After you report the crime (the first time) you will likely feel shaking, maybe angry, that the police did nothing. However, most of the time they cannot do anything, but that is not only why you reported it. After a little time, you will feel some relief and the next report will be easier.
You will need to report it three times:
- Report to your local police if you lost money
- Report it to your national police, such as the FBI always (via www.IC3.gov » unless it was a large amount, in that case, you should report it in person)
- Report it into the SCARS|CDN™ Cybercriminal Data Network (click here or on www.Anyscam.com or other reporting points) – this will distribute it worldwide
Reporting will frustrate you but it is also cathartic for most victims. It is that moment where you can unload a little and see it from the perspective (right or wrong) of another person.
WRITE IT DOWN
We also strongly recommend that you write it all down. If you keep a journal that is a good approach, but we suggest that you sit down and write it all out in words.
This is to help you on many levels:
- It helps to record the crime since your trauma will make your memory unreliable as time goes by
- It helps you to share your story eventually if you chose
- If helps you to explore the extent of the scam and pull out details that will help you avoid them in the future
- Mostly it is simple therapy that experts agree will help desensitize you from some of the pain you are feeling
To learn more about the role that Journaling can play look here »
2] Turning Away
The next stage in the path to recovery is to turn away from the scam. You will be obsessing about what happened to you even after reporting it. It will be tempting to rush out and become a vigilante exposing scammers everywhere because you just KNOW that it end scamming. Wrong.

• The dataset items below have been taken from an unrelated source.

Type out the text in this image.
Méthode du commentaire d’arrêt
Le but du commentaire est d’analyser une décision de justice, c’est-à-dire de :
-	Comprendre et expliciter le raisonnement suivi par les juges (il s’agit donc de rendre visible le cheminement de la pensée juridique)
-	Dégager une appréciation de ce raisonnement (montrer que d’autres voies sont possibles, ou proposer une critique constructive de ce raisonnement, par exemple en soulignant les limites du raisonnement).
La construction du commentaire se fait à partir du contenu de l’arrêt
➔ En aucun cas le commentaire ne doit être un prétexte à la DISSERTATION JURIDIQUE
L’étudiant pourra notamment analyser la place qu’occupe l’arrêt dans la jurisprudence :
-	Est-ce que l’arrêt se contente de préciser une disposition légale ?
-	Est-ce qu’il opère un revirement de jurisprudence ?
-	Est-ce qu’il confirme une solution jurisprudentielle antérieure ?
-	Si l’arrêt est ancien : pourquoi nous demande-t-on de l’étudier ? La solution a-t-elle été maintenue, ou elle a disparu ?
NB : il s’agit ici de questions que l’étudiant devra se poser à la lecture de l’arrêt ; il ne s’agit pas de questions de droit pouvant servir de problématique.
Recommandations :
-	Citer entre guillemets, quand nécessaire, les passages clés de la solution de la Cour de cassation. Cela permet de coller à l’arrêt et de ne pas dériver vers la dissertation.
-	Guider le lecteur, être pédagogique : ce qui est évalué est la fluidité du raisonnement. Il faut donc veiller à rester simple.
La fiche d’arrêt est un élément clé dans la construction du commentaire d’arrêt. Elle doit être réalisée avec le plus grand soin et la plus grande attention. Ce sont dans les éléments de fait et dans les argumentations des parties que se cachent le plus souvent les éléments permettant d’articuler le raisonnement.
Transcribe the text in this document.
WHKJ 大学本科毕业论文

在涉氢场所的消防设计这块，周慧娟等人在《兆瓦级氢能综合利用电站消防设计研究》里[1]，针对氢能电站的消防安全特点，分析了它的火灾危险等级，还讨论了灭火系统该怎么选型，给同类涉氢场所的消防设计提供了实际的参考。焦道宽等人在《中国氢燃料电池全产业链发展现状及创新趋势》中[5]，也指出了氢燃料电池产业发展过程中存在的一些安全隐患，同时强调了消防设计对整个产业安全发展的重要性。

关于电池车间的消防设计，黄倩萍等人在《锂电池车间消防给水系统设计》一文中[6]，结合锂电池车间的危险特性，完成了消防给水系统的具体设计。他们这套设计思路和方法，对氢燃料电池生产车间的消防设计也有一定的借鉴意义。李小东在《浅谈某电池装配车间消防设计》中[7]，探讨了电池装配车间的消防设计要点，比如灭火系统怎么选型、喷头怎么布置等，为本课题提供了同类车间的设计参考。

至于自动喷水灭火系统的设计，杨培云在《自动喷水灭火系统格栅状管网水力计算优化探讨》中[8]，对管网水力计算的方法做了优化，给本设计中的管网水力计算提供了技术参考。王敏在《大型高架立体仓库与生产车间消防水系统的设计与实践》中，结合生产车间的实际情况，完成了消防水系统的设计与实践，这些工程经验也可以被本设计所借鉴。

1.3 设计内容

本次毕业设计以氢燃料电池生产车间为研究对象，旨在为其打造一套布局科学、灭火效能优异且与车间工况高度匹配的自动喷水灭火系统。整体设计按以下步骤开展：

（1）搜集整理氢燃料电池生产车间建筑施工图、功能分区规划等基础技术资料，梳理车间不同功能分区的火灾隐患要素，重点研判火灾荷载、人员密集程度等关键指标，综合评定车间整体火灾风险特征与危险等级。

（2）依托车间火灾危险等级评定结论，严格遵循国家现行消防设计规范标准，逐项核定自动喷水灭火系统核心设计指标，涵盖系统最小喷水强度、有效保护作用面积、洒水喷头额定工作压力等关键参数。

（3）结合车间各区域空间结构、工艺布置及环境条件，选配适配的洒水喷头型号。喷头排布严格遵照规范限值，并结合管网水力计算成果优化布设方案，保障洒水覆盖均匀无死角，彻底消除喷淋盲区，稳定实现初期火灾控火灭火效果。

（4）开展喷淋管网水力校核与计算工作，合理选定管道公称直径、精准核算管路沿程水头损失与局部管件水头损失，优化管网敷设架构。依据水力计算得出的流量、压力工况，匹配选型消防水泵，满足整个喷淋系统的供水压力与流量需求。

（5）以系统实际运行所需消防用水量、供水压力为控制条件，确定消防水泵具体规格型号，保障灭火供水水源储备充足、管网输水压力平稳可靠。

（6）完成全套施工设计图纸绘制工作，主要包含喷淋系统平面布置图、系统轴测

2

Romance scams have been going on for decades, growing year after year, even with all the victims that there are posting scammer photos nothing has slowed it before 2017. So obviously looking at and exposing stolen photos does very little.
Obsession in any form after a scam is not a good thing, but more importantly, you need time to heal. You have been traumatized by the violation and the destruction of your trust. These are open wounds that need time to heal.
If you truly want to return to something like your old self then you need to heal and recover, and the way to do that is with help and by minimizing exposure to scams and scammers – especially avoid as much as possible looking at endless streams of scammer’s faces.
You will also have to learn why this happened to you – meaning what was it that the scammers used inside you to manipulate you. That learning can also help you in your recovery and to fully understand how you were not to blame.